Так же, как вспыхивает боль от удара дубинкой по голове.
Одновременно с этим мирный, в общем-то дружелюбный Бас бросается на обидчика.
Дурачок, а ты-то куда лезешь? В этот момент я больше переживаю не за себя, получающего удары дубинками по голове и телу, но за то, как мощно подсекают по грудине моего пса. Его вой отдает по моим барабанным перепонкам.
Я успеваю заметить, как в глазах Родиона вспыхивает мучительное сожаление.
Словно ему искренне жаль нашей многолетней дружбы.
Но лишь на миг…
Отцовского возмущения и гнева, ярости гораздо больше.
Я запоздало понимаю, что он не лгал, что дочь для него, действительно, рахат-лукум его сердца, а я… Наверное, в какой-то момент я даже это своей циничной шкурой обесценил и подверг сомнениям ценность этих связей.
Догоняю сейчас, позднее, когда все уже летит в тартарары, и Ксана прячется в объятьях отца…
Проснись я на несколько минут раньше, мог бы это предотвратить.
Но теперь я в эпицентре пиздеца и погрома…
И это только начало моих глобальных проблем.
Ксана
— Ты, главное, не переживай сейчас.
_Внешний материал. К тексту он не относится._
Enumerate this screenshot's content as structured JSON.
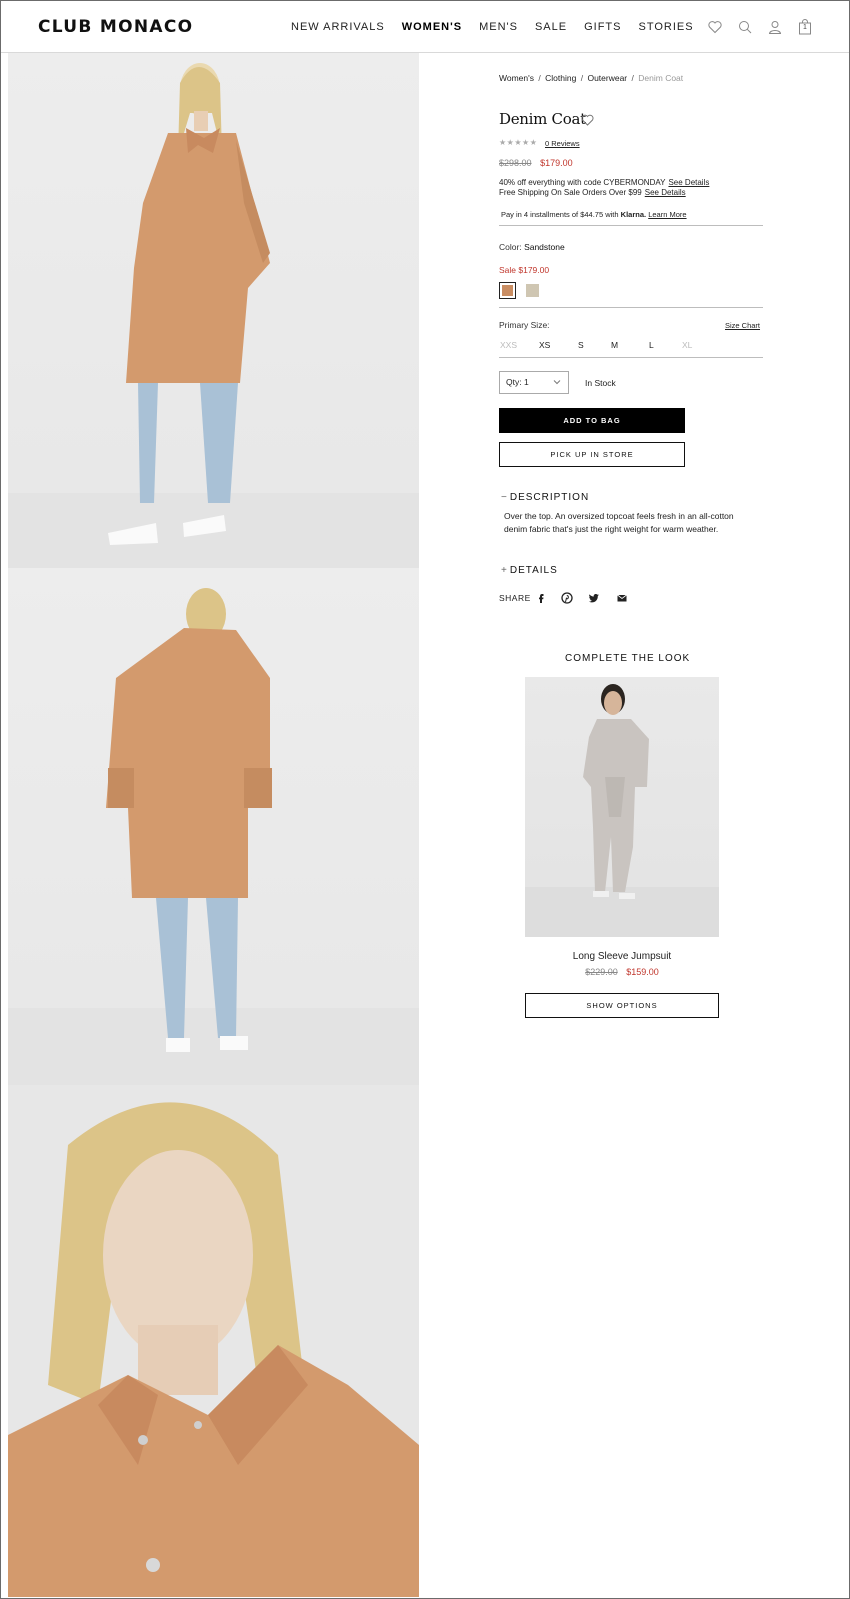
{
  "header": {
    "logo": "CLUB MONACO",
    "nav": [
      "NEW ARRIVALS",
      "WOMEN'S",
      "MEN'S",
      "SALE",
      "GIFTS",
      "STORIES"
    ],
    "active_nav": "WOMEN'S",
    "icons": [
      "heart-icon",
      "search-icon",
      "account-icon",
      "bag-icon"
    ],
    "bag_count": "1"
  },
  "breadcrumb": {
    "items": [
      "Women's",
      "Clothing",
      "Outerwear"
    ],
    "current": "Denim Coat",
    "separator": "/"
  },
  "product": {
    "name": "Denim Coat",
    "stars": "★★★★★",
    "reviews": "0 Reviews",
    "price_original": "$298.00",
    "price_sale": "$179.00",
    "promo_line1": "40% off everything with code CYBERMONDAY",
    "promo_line1_link": "See Details",
    "promo_line2": "Free Shipping On Sale Orders Over $99",
    "promo_line2_link": "See Details",
    "klarna_text": "Pay in 4 installments of $44.75 with",
    "klarna_brand": "Klarna.",
    "klarna_link": "Learn More",
    "color_label": "Color:",
    "color_value": "Sandstone",
    "color_sale_price": "Sale $179.00",
    "swatches": [
      {
        "name": "Sandstone",
        "hex": "#c98d62",
        "selected": true
      },
      {
        "name": "Light",
        "hex": "#cfc6b2",
        "selected": false
      }
    ],
    "size_label": "Primary Size:",
    "size_chart": "Size Chart",
    "sizes": [
      {
        "label": "XXS",
        "available": false
      },
      {
        "label": "XS",
        "available": true
      },
      {
        "label": "S",
        "available": true
      },
      {
        "label": "M",
        "available": true
      },
      {
        "label": "L",
        "available": true
      },
      {
        "label": "XL",
        "available": false
      }
    ],
    "qty_label": "Qty: 1",
    "stock": "In Stock",
    "add_to_bag": "ADD TO BAG",
    "pick_up": "PICK UP IN STORE",
    "description_heading": "DESCRIPTION",
    "description_sign": "−",
    "description": "Over the top. An oversized topcoat feels fresh in an all-cotton denim fabric that's just the right weight for warm weather.",
    "details_heading": "DETAILS",
    "details_sign": "+",
    "share_label": "SHARE",
    "share_icons": [
      "facebook-icon",
      "pinterest-icon",
      "twitter-icon",
      "email-icon"
    ]
  },
  "complete_the_look": {
    "title": "COMPLETE THE LOOK",
    "item_name": "Long Sleeve Jumpsuit",
    "price_original": "$229.00",
    "price_sale": "$159.00",
    "button": "SHOW OPTIONS"
  },
  "colors": {
    "sale_red": "#c0362c",
    "coat": "#d39a6d",
    "jeans": "#a9c1d6"
  }
}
Папа все сделает. Иди ко мне… Так… Вот, водички выпей…
Папа обнимает меня, гладит по волосам, целует.
Я плачу от облегчения: потому что было очень тяжело столько лет его обманывать и, в особенности, обманывать в последнее время. Я не привыкла, что между нами есть секреты.
Плачу от облегчения, что грязная тайна больше надо мной не довлеет, но папа, кажется, расценил мои слезы несколько иначе.
— Он тебя обидел?
Взгляд останавливается на моей шее.
Отец отворачивается.
Я смотрю на свое отражение в зеркале заднего вида.
На шее синяк багровый…
Засос.
Нет…
ЗА-СО-СИ-ЩЕ!
И это не один такой… след…
Еще на ключицах. На груди… Ой, про бедра вообще молчу.
— Я сейчас.
Папа покидает салон машины и нервно ходит вокруг, курит. Рядом с ним осторожно останавливается кто-то.
Отец активно жестикулирует, потом начинает пинать колеса машины, стоящей рядом, хватает за грудки подчиненного и трясет его, орет.
Мне кажется, я даже вижу, как слюна каплями вылетает из его рта, как привстают на затылке короткие седые волосы.
От папы фонит бессильной, запоздалой яростью.
Оттолкнув мужчину, папа садится на корточки и буравит тяжелым взглядом асфальт.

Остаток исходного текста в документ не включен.